Schedule EIC (Form 1040) is used by filers who claim the earned income credit to give the IRS information about the qualifying child. After figuring out your earned income credit (EIC), use this schedule to provide the IRS with information about your qualifying child.

Schedule 8812 (Form 1040) is used by taxpayers to calculate and report the Child Tax Credit and the Additional Child Tax Credit.

Use Part I of this schedule to document any child for whom you entered an ITIN.

Suppose you checked the “if qualifying child for child tax credit” box is a resident of the United States. Your child also meets the substantial presence test. And is not otherwise treated as a nonresident alien. Use Parts II-IV of Schedule 8812 to figure the additional child tax credit.

Schedule F (Form 1040), Profit or Loss From Farming

Information about Schedule F (Form 1040), Profit or Loss From Farming, including recent updates, related forms, and instructions on filing. Use this schedule to report farm income and expenses.

Schedule H Form 1040

Household employers use schedule H (Form 1040) to report household employment taxes.

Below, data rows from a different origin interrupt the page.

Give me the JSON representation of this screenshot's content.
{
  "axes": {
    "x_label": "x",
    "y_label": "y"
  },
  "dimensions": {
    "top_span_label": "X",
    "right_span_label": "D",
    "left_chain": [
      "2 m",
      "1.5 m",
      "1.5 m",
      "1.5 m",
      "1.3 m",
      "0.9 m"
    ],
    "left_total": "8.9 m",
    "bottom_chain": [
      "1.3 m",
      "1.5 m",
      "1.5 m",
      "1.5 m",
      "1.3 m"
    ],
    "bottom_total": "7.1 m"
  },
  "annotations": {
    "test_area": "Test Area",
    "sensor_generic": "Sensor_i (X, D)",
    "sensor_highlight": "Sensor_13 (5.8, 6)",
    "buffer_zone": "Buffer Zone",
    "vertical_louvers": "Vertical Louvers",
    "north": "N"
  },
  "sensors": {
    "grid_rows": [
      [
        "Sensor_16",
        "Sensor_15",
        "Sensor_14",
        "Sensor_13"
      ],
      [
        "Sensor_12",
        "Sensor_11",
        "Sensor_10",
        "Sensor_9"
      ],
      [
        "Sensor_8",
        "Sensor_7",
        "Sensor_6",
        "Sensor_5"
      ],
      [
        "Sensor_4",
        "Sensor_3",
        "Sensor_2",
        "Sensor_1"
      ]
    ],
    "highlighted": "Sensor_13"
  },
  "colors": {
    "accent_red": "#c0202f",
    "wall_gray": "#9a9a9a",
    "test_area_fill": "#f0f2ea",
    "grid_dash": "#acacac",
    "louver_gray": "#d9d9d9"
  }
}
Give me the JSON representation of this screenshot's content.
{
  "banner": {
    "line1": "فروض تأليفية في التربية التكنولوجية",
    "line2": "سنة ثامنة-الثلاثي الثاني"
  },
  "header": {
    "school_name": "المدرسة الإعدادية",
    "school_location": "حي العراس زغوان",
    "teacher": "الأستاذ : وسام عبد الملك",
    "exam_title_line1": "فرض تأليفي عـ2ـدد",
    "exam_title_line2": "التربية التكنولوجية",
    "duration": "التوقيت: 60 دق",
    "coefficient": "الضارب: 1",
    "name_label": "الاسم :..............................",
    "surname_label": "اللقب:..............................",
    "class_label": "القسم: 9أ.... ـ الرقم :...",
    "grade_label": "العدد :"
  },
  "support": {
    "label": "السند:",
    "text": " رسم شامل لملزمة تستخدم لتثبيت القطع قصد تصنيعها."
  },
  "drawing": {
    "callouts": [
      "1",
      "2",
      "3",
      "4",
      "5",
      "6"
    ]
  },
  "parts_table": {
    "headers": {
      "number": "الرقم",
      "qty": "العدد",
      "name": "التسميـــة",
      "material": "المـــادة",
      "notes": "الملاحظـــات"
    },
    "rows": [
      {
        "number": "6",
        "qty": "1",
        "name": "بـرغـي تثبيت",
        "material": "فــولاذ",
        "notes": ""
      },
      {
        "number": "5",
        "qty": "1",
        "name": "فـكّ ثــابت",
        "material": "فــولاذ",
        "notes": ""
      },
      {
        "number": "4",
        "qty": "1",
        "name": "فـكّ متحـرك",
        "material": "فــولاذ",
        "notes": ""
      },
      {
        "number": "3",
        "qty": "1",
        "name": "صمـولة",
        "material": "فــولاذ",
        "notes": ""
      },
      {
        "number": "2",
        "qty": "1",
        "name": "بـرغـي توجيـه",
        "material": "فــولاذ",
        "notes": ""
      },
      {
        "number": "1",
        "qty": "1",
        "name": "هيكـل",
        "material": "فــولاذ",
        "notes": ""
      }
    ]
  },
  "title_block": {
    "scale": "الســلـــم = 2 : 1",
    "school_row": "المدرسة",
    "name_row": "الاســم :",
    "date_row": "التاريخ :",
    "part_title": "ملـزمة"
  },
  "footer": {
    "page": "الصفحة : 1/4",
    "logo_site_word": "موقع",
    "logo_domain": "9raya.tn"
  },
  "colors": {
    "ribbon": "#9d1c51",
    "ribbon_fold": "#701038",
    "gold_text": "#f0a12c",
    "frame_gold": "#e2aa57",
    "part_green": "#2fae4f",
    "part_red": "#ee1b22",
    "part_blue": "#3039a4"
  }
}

Every employer uses schedule A (Form 940) with four or more employees on at least one day of each of 20 calendar weeks. Also, in a calendar year, file a return on Form 940 for such a year. Schedule H is also used to report household employment taxes. If you paid cash wages to a household employee and the wages were subject to social security, Medicare, or FUTA taxes, or if you withheld federal income tax.

Schedule J Form 1040

Information about Schedule J (Form 1040), Income Averaging for Farmers and Fishermen, including recent updates, related forms, and instructions on filing. Use this schedule to elect to figure your income tax by averaging over the previous three years (base years)—all or part of your taxable income from your trade or business of farming or fishing.

Schedule R (Form 1040A or 1040), Credit for the Elderly or the Disabled

Information about Schedule R (Form 1040), Credit for the Elderly or the Disabled, including recent updates, related forms, and instructions on filing. Use this schedule to figure the credit for the elderly or the disabled.

Schedule SE Form 1040

Information about Schedule SE (Form 1040), Self-Employment Tax, including recent updates, related forms, and instructions on filing. Self-employed persons use schedule SE (Form 1040) to determine the self-employment tax on net earnings.